Wallis was 16 years old at the time. He’s 100 now and still lives in the historic Victorian house that his grandfather built on the 100 block of Clark Avenue in Billings.

“In the middle of the night, I heard our dog crying and that was very unusual because she never cried, she never barked,“ he tells me. “So, I went down to see what was going on and I opened the basement door and she is up on the top landing and there’s a water mark in the basement about two steps down. The basement was full of water—so I look outside, and the water is about two feet deep."

The flood of 1937 has the dubious honor of being one of the worst disasters in Billings history. The Billings Gazette reported that nearly three inches of rain and hail fell in less than two hours.

Q2 Chief Meteorologist Ed McIntosh says that it had been a very dry spring and summer that year until then, but in a space of just 48 hours, Billings got close to 30% of the rain that it typically gets in an entire year.

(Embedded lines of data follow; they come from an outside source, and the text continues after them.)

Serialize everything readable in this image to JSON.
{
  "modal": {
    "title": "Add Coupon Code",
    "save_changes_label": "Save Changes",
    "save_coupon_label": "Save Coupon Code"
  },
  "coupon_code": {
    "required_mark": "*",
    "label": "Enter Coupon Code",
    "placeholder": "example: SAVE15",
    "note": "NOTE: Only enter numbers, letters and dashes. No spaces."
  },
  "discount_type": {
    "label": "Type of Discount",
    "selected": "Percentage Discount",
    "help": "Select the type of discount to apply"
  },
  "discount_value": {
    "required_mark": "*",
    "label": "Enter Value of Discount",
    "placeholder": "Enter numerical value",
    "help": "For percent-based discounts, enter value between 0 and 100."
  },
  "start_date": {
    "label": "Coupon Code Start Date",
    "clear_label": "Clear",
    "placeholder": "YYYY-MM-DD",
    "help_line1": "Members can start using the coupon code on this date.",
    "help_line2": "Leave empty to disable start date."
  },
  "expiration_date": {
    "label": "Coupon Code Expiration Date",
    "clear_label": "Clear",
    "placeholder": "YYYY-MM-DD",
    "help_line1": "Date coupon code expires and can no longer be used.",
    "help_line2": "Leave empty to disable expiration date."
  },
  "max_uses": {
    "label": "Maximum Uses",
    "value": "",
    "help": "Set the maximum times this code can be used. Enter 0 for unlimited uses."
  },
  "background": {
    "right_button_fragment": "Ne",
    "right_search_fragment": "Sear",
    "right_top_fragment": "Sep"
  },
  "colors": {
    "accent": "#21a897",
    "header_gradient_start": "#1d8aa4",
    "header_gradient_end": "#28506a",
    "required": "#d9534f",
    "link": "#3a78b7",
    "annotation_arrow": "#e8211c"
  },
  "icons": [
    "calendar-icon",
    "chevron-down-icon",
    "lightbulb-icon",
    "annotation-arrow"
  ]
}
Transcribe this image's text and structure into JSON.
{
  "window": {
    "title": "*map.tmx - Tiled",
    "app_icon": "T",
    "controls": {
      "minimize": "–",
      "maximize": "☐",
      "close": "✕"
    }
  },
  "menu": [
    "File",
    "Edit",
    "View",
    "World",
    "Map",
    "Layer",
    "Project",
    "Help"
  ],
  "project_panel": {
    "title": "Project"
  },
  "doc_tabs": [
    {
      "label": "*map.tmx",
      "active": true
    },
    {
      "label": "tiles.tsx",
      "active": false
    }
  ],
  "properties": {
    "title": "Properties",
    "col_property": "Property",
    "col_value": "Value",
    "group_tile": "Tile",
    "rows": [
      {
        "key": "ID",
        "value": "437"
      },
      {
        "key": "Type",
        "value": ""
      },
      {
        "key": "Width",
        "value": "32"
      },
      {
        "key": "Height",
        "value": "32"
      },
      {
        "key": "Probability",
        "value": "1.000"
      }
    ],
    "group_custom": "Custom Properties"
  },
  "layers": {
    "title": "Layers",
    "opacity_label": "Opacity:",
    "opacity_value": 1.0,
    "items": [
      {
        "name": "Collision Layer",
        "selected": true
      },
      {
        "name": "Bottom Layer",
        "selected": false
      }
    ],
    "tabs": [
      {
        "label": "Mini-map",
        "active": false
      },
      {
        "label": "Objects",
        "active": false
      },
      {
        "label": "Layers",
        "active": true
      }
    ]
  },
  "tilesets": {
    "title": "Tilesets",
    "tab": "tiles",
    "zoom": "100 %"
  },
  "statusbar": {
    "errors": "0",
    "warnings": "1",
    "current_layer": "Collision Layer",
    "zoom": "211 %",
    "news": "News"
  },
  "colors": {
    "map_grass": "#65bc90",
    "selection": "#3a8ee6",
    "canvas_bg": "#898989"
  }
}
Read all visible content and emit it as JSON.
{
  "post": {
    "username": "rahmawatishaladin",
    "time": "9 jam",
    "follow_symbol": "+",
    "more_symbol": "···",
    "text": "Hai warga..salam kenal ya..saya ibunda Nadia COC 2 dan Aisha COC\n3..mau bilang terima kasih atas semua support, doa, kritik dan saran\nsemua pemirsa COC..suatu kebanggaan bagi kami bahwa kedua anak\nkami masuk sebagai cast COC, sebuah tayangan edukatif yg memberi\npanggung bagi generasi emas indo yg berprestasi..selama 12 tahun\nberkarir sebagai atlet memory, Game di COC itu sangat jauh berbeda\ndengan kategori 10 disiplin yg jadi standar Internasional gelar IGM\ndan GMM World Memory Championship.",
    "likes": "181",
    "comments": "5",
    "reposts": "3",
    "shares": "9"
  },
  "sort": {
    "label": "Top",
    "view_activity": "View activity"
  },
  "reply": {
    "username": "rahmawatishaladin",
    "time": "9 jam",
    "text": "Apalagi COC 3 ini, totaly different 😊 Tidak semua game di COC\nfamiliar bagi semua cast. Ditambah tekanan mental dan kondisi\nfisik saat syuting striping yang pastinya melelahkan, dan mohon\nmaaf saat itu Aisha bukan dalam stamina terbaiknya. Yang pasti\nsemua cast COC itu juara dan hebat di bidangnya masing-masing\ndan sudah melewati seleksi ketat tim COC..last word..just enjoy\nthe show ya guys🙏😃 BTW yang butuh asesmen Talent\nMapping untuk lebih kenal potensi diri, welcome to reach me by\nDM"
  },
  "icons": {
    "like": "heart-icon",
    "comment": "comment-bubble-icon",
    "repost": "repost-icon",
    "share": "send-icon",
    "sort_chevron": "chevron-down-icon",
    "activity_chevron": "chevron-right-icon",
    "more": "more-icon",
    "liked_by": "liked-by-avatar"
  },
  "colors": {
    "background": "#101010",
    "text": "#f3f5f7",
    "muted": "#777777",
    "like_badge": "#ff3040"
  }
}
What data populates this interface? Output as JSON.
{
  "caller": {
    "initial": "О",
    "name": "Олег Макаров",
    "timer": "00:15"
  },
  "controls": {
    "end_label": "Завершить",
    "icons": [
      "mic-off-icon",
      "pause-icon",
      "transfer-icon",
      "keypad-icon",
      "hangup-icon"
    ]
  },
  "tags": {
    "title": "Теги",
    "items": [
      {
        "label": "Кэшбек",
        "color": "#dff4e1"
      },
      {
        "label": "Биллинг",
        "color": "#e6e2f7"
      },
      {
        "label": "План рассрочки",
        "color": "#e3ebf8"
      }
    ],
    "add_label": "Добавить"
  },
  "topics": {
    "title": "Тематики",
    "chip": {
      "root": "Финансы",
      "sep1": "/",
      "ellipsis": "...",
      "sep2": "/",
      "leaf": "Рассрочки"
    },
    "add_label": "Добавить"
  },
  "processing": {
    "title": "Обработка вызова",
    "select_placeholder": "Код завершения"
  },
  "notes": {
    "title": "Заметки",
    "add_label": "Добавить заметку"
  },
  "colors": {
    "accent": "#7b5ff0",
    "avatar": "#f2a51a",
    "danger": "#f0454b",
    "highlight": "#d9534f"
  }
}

On the night of June 11, 1937, a series of irrigation ditches—engorged with water and filled with debris—broke around town, including the main canal of the Billings Bench water association ditch.

While that is one of the main events that the flood is remembered for, Wallis says it wasn’t the cause of majority of the flooding in the city.

“The Big Ditch was a very secondary component of the flood,” he says. “Canyon Creek dumped most of the water into Billings that flowed downtown.” Alkali Creek also flooded.

The Billings Gazette reported property damage upwards of $2 million—which may not seem like much now but was a fortune in 1937 when you could purchase a home for a few thousand dollars.

Along with the flood, Wallis says he also remembers the cleanup which in some places would take weeks.